John Stuck

Personal information
- Full name: John Peter Stuck
- Born: 19 November 1943 (age 81) Ipswich, Suffolk
- Batting: Left-handed
- Role: Batsman and wicket-keeper

Domestic team information
- 1969–1979: Suffolk County Cricket Club

= John Stuck =

English cricketer

John Peter Stuck (born 19 November 1943) is an English cricketer who is reported to have scored over 100,000 runs, including more than 200 centuries. He played minor counties cricket for Suffolk, and later in life he represented England at veterans age group level. He is a left-handed batsman and wicket-keeper.

Stuck was born in Ipswich and played junior cricket for the local clubs in Bures and Sudbury. He attended the local grammar school before moving to Woodbridge School as a boarder. Through the school staff, he obtained a job on the groundstaff at Lord's.

In 1963, Stuck moved to Clacton-on-Sea where he joined Clacton Cricket Club. He scored over 43,000 runs for Clacton, making 73 centuries for the first XI. Between 1969 and 1979 he was selected to represent Suffolk in the Minor Counties Championship, making just one century.

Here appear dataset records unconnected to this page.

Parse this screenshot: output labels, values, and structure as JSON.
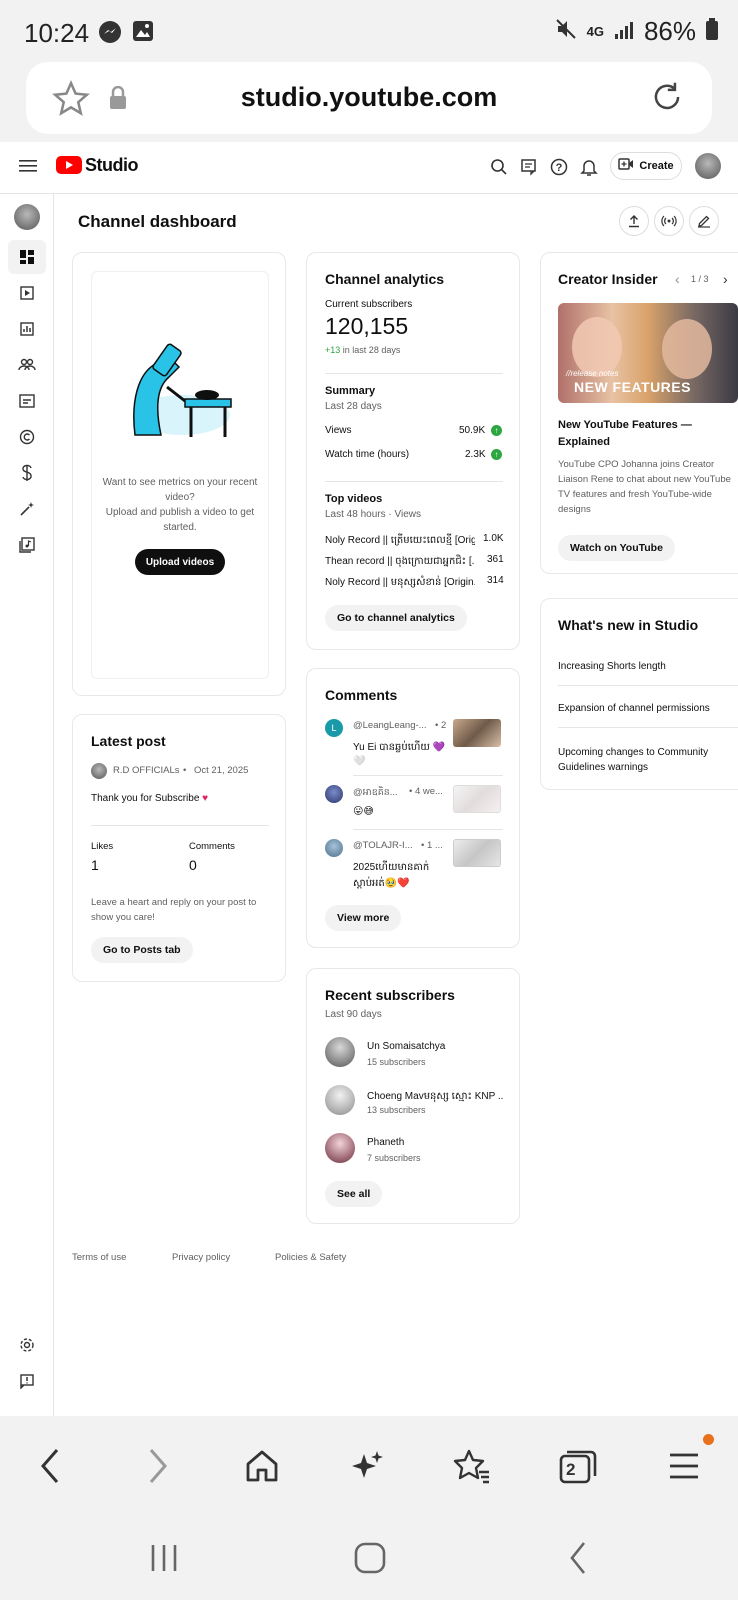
{
  "status": {
    "time": "10:24",
    "network": "4G",
    "battery": "86%"
  },
  "browser": {
    "url": "studio.youtube.com",
    "tab_count": "2"
  },
  "header": {
    "logo": "Studio",
    "create_label": "Create"
  },
  "page": {
    "title": "Channel dashboard"
  },
  "upload_card": {
    "message_1": "Want to see metrics on your recent video?",
    "message_2": "Upload and publish a video to get started.",
    "button": "Upload videos"
  },
  "latest_post": {
    "title": "Latest post",
    "author": "R.D OFFICIALs",
    "date": "Oct 21, 2025",
    "text": "Thank you for Subscribe",
    "likes_label": "Likes",
    "likes_value": "1",
    "comments_label": "Comments",
    "comments_value": "0",
    "hint": "Leave a heart and reply on your post to show you care!",
    "button": "Go to Posts tab"
  },
  "analytics": {
    "title": "Channel analytics",
    "subs_label": "Current subscribers",
    "subs_value": "120,155",
    "subs_change": "+13",
    "subs_change_suffix": "in last 28 days",
    "summary_title": "Summary",
    "summary_period": "Last 28 days",
    "views_label": "Views",
    "views_value": "50.9K",
    "watch_label": "Watch time (hours)",
    "watch_value": "2.3K",
    "top_title": "Top videos",
    "top_period": "Last 48 hours · Views",
    "top_videos": [
      {
        "title": "Noly Record || ត្រើមយេះពេលខ្មី [Origi...",
        "views": "1.0K"
      },
      {
        "title": "Thean record || ចុងក្រោយជាអ្នកជិះ [...",
        "views": "361"
      },
      {
        "title": "Noly Record || មនុស្សសំខាន់ [Origin...",
        "views": "314"
      }
    ],
    "button": "Go to channel analytics"
  },
  "comments": {
    "title": "Comments",
    "items": [
      {
        "author": "@LeangLeang-...",
        "time": "• 2",
        "text": "Yu Ei បានឆ្លប់ហើយ 💜",
        "text2": "🤍",
        "initial": "L"
      },
      {
        "author": "@អាឧគិន...",
        "time": "• 4 we...",
        "text": "😛😅",
        "text2": "",
        "initial": ""
      },
      {
        "author": "@TOLAJR-I...",
        "time": "• 1 ...",
        "text": "2025ហើយមានគាក់",
        "text2": "ស្តាប់អត់🥹❤️",
        "initial": ""
      }
    ],
    "button": "View more"
  },
  "subscribers": {
    "title": "Recent subscribers",
    "period": "Last 90 days",
    "items": [
      {
        "name": "Un Somaisatchya",
        "count": "15 subscribers"
      },
      {
        "name": "Choeng Mavមនុស្ស ស្មោះ KNP ...",
        "count": "13 subscribers"
      },
      {
        "name": "Phaneth",
        "count": "7 subscribers"
      }
    ],
    "button": "See all"
  },
  "creator_insider": {
    "title": "Creator Insider",
    "pager": "1 / 3",
    "thumb_tag": "//release notes",
    "thumb_text": "NEW FEATURES",
    "video_title": "New YouTube Features — Explained",
    "description": "YouTube CPO Johanna joins Creator Liaison Rene to chat about new YouTube TV features and fresh YouTube-wide designs",
    "button": "Watch on YouTube"
  },
  "whats_new": {
    "title": "What's new in Studio",
    "items": [
      "Increasing Shorts length",
      "Expansion of channel permissions",
      "Upcoming changes to Community Guidelines warnings"
    ]
  },
  "footer": {
    "terms": "Terms of use",
    "privacy": "Privacy policy",
    "policies": "Policies & Safety"
  },
  "colors": {
    "brand_red": "#ff0000",
    "accent_green": "#2ba640",
    "bg_grey": "#f2f2f2",
    "notification_orange": "#e8711c"
  }
}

He also made a single List A appearance for Suffolk, in the 1978 Gillette Cup, against Sussex.

Stuck continued to play cricket after reaching the age of 50, representing Suffolk over-50s, Essex over-60s and over-70s, and England veterans. In 2005, he scored a century while playing for England in the over-70s Ashes against Australia in Brisbane; he retired hurt with cramp, but returned to keep wicket during the Australia innings. He has also umpired in the East Anglian Premier League. He retired from playing in 2000 and 2019, though later returned both times.

Stuck also played badminton to a high standard, representing England over-60s at the 2004 European Championships.